Your Excellency, Minister Maharey, Ladies and Gentlemen, and, best of all, Top Scholars. On behalf of the Board of the New Zealand Qualifications Authority and our Chief Executive Karen Poutasi, can I say, welcome.

This is a day indeed - a day to celebrate. Congratulations to our Top Scholars - today is your day to stand very proud and to be celebrated as glorious tall poppies in New Zealand's society.

I am new to the education sector. My experience over some years is of governance in the business sector, and I've learnt that the personal characteristics and capabilities of those who lead are pivotal to success or failure. So we see here a group of young people who will be pivotal to New Zealand's success in the years ahead.

However, our Top Scholars today will not only be leading entrepreneurs, or chief executives, or cabinet ministers. Their excellence will also be expressed as exceptional parents, exceptional citizens, exceptional readers of poems, exceptional partners and creators of families - in other words, exceptional in the full gamut of human experience. They will all make New Zealand a better place in the future.

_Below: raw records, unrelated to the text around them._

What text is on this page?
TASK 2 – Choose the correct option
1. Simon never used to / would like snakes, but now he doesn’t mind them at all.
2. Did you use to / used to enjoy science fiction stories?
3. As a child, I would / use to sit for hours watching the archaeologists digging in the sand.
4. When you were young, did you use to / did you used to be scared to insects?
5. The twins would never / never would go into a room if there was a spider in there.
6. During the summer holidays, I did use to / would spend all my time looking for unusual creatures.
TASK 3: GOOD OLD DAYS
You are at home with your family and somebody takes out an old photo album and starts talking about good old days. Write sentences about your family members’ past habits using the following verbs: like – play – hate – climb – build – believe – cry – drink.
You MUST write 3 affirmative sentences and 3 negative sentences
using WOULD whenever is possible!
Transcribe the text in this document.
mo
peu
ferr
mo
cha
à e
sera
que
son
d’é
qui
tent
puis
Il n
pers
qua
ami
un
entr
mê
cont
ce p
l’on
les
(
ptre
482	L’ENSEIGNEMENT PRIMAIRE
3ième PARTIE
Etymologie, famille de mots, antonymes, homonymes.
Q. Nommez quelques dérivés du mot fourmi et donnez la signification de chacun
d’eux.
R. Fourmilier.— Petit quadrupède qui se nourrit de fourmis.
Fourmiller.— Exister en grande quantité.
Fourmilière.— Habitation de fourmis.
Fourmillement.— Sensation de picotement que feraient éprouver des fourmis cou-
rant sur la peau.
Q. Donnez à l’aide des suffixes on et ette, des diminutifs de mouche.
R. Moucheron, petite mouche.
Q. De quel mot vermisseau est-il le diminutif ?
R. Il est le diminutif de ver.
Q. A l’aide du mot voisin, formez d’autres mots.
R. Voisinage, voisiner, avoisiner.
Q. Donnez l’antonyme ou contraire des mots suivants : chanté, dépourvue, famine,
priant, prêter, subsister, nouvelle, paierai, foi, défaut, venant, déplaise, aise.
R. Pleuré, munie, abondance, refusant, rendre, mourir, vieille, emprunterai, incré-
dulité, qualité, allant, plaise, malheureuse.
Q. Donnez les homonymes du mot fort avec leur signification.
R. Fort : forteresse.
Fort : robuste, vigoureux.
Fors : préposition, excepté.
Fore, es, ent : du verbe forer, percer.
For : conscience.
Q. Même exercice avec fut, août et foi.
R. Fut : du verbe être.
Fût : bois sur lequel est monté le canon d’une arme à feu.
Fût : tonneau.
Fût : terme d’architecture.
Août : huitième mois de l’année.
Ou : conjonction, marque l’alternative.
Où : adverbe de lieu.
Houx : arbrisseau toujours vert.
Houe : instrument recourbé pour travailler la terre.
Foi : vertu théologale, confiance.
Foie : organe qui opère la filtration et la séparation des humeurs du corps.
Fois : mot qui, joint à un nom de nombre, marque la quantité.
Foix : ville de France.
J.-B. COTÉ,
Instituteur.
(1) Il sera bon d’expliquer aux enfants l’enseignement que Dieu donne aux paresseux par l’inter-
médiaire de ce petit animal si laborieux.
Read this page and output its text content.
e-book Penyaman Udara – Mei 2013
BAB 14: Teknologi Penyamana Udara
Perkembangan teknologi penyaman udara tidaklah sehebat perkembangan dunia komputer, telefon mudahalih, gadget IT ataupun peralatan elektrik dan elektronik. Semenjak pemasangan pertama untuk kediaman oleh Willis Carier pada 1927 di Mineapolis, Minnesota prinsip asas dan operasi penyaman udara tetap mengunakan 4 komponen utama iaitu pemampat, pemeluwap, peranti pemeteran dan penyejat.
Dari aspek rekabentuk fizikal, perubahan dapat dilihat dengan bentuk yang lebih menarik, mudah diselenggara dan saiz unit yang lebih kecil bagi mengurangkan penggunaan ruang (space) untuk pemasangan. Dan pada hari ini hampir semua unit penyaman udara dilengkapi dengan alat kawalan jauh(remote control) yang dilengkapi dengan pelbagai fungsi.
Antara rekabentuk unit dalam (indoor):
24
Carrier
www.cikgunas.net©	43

The changes in the New Zealand education system in recent years are all designed around a simple but very powerful idea - that our education system needs to encourage and be open to all learners achieving as much as their ambition and aptitude will permit.

To that end, gifted young people must not be allowed to atrophy for want of a challenge, and that's what New Zealand Scholarship provides.

The Scholarship exams are difficult - really difficult - a very big stretch.

Under the formula now in place only a very small percentage - about 3 per cent - of potential year 13 candidates succeed. Of course to be a Top Scholar you must be in a very small subset of that small subset - which is not easy.

The exams are difficult not just in that the candidates need to know a lot. Just having a sponge for a memory on its own won't do. To succeed, candidates must think laterally. They must synthesise; see the pattern and the significance behind the facts.

This is as it should be. Merely knowing information says little to nothing about a person's capacity to contribute. Society is not short of people who know. It's the capacity to think and to create that we need more of.

Indeed, I'm told that in the results being recognised here there is a renaissance flavour. A number of you have done very well in subject combinations that combine the arts and the sciences. That's very interesting and positive, and fits the dynamic and fluid world of today, in which scholarship must not be constrained by yesterday's stereotypes.

Let me end firstly by saying thank you to Karen Sewell, who was NZQA's Acting CEO through the 2005 Scholarship exams. Her commitment to you and her leadership ensured that the scholarship exam process was very robust, enabling your successes to be truly outstanding.

And, of course, congratulations to all the top scholars, their parents, the schools principals, the teachers and the administrators. You have all contributed, and you will all continue to contribute and to make a difference. Bathe in the glow of your achievement!